Dipandangi lagi orang itu dengan cermat, mereka hanya berjarak beberapa langkah. Tapi, dia tidak pernah bertemu dengan orang ini, janied yakin sekali. Jika pernah mungkin dia akan langsung ingat, karena wajahnya sangat berbeda dengan manusia lain.
"kamu pasti salah orang, aku tidak pernah bertemu denganmu." Kata Janied, setelah itu dia menguatkan dirinya dan berlari menaiki anak tangga. Lemah di tubuhnya berguncang, suara kakinya yang menginjak anak tangga terdengar menggema.
"Mau kemana? kamu harus tetap disini, aku hanya membunuh satu orang satu malam." Ucap Bloody Flower serak, dia dengan cepat menyusul Janied, tangannya memegang pergelangan kaki Janied dengan sangat kuat.
"lepaskan aku!!!" Janied berteriak histeris, dia berusaha melepaskan tangan Bloody flower dari kakinya.
Bloody Flower terkekeh seram, dia menyentak keras pergelangan kaki Janied sehingga membuat si empunya terjatuh berguling di sepanjang tangga.
Brak...
Janied mengerang, tubuhnya menghantam keras lantai membuat badannya sakit. Dia melihat Bloody flower yang menuruni tangga bak malaikat pencabut nyawa, tak lupa seringaian lebarnya.
Dulu, beberapa tahun yang lalu, Janied pernah bermimpi sangat buruk. Dia melihat dirinya sendiri dalam ruang gelap yang tidak tersentuh cahaya. Dia bahkan tidak tidak bisa melihat tangannya yang ada di depan mata.

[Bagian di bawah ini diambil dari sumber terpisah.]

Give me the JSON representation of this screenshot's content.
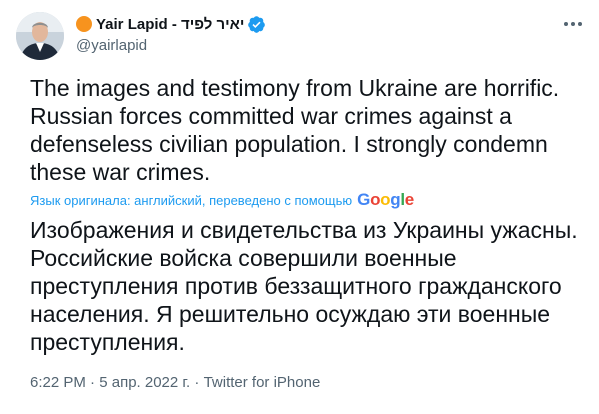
{
  "tweet": {
    "author": {
      "display_name": "Yair Lapid - יאיר לפיד",
      "handle": "@yairlapid"
    },
    "text": "The images and testimony from Ukraine are horrific. Russian forces committed war crimes against a defenseless civilian population. I strongly condemn these war crimes.",
    "translation_note": "Язык оригинала: английский, переведено с помощью",
    "translation_provider": "Google",
    "translated_text": "Изображения и свидетельства из Украины ужасны. Российские войска совершили военные преступления против беззащитного гражданского населения. Я решительно осуждаю эти военные преступления.",
    "time": "6:22 PM",
    "date": "5 апр. 2022 г.",
    "source": "Twitter for iPhone"
  },
  "colors": {
    "text": "#0f1419",
    "secondary": "#536471",
    "link": "#1d9bf0",
    "verified": "#1d9bf0",
    "org_badge": "#f7931e"
  },
  "icons": [
    "verified-badge-icon",
    "more-options-icon",
    "organization-badge-icon"
  ]
}
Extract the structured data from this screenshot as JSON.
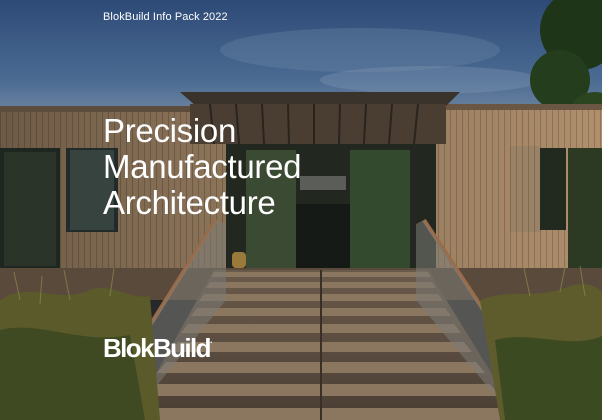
{
  "cover": {
    "pack_label": "BlokBuild Info Pack 2022",
    "headline": [
      "Precision",
      "Manufactured",
      "Architecture"
    ],
    "logo_text": "BlokBuild",
    "logo_mark": "."
  },
  "colors": {
    "text": "#ffffff",
    "sky": "#3f5f8c",
    "timber": "#8a7256",
    "greenery": "#4e5a2a"
  }
}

Malam ini, mungkin mimpi buruk itu akan menjadi nyata. Tempat ini meskipun tidak gelap namun tidak memiliki jalan keluar, barangkali kegelapan yang pernah merasuki mimpinya adalah tempat yang tidak memiliki jalan keluar.
"A-aku tii-tidak pernah-"
Bloody Flower menekan kuat dagu janied hingga mulutnya kembali terkatup. Kakinya di injak, namun dia tidak punya keberanian untuk protes, "Diam dan lihat aku membuat karya seni. Jika berani pergi, akan kucari ke setiap sudut rumah dan kujadikan kematianmu sebagai kematian paling sadis."
"Mengerti?" Tekan Bloody Flower.
Janied mengangguk.
"Bagus." Bloody Flower melangkah lebar ke dekat mayat Lara. Dia memungut topengnya dan memakai kembali. Dia bersenandung kecil sembari memulai goresan seni pada mayat Lara.
...°°...
Dalam kamar di lantai dua, Lisa pindah duduk ke sebelah Prisha. Sesekali menghela nafas panjang dan memijit kepalanya yang sedikit pusing. Barangkali karena terlalu banyak berpikir, sejak tadi Lisa mencoba menggabungkan semua petunjuk yang sudah dia dapatkan.
"Apa mereka akan baik-baik saja?"Tanya Prisha pelan. Dia memeluk lututnya erat, berbeda dengan Lisa, Prisha lebih memikirkan orang-orang yang ada di lantai dasar.
"Entahlah,"Lisa tidak tahu, Diam-diam juga berharap mereka berhasil menangkap orang itu atau setidaknya jika dia bukan orang yang bisa di lawan mereka bisa melarikan diri dan bersembunyi.
"Raf, bagiamana menurutmu tentang pendapatku?"Tanya Lisa.
Rafan yang duduk bersandar pada kusen pintu sambil menahannya agar tidak ada yang masu menjawab," Sebenarnya memang tidak masuk akal kalau kunci yang dimaksud adalah ingatan yang kita lupakan. Tapi, berada di rumah ini saja sudah aneh, jadi, memang ada kemungkinan-"
Rafan tidak melanjutkan kata-katanya. Dia berdiri dan menempelkan telinganya pada lubang pintu. "Ada yang datang."Ucapnya pelan.
Lisa dan Prisha segera mendekat, ikut berdiri sambil memfokuskan pendengaran untuk mendengar suara diluar. Memang ada derap langkah mendekat.
Sreeeeetttttt....
Suara goresan pisau membuat ketiganya kompak mundur. Lisa menatap horror pada pintu itu, "pintunya sudah kamu kunci, Raf?"
"Sudah." Jawab Rafan.
"Apa yang harus kita lakukan? Bagaimana kalau dia berhasil masuk?"Tanya Prisha.
"Sembunyi,"Kata Lisa.
"Sembunyi dimana?"
"Dimana saja, asalkan dia tidak tahu."
Sreeeeetttttt....
Lalu, gagang pintu ditarik keras, siapapun yang ada diluar sedang berusaha keras untuk membuka pintu.
Prisha memegang tangan Lisa, dari kemarin dia berusaha tenang. Tapi, malam ini meski dia ingin sekali berpura-pura kuat, dia tidak dapat menyembunyikannya.
"Raf, kita harus sembunyi."kata Lisa.
"Tidak ada tempat persembunyian disini,"
Bukan Rafan yang menjawab, tapi, suara dari luar pintu yang entah kenapa bisa masuk kedalam dan terdengar sangat jelas.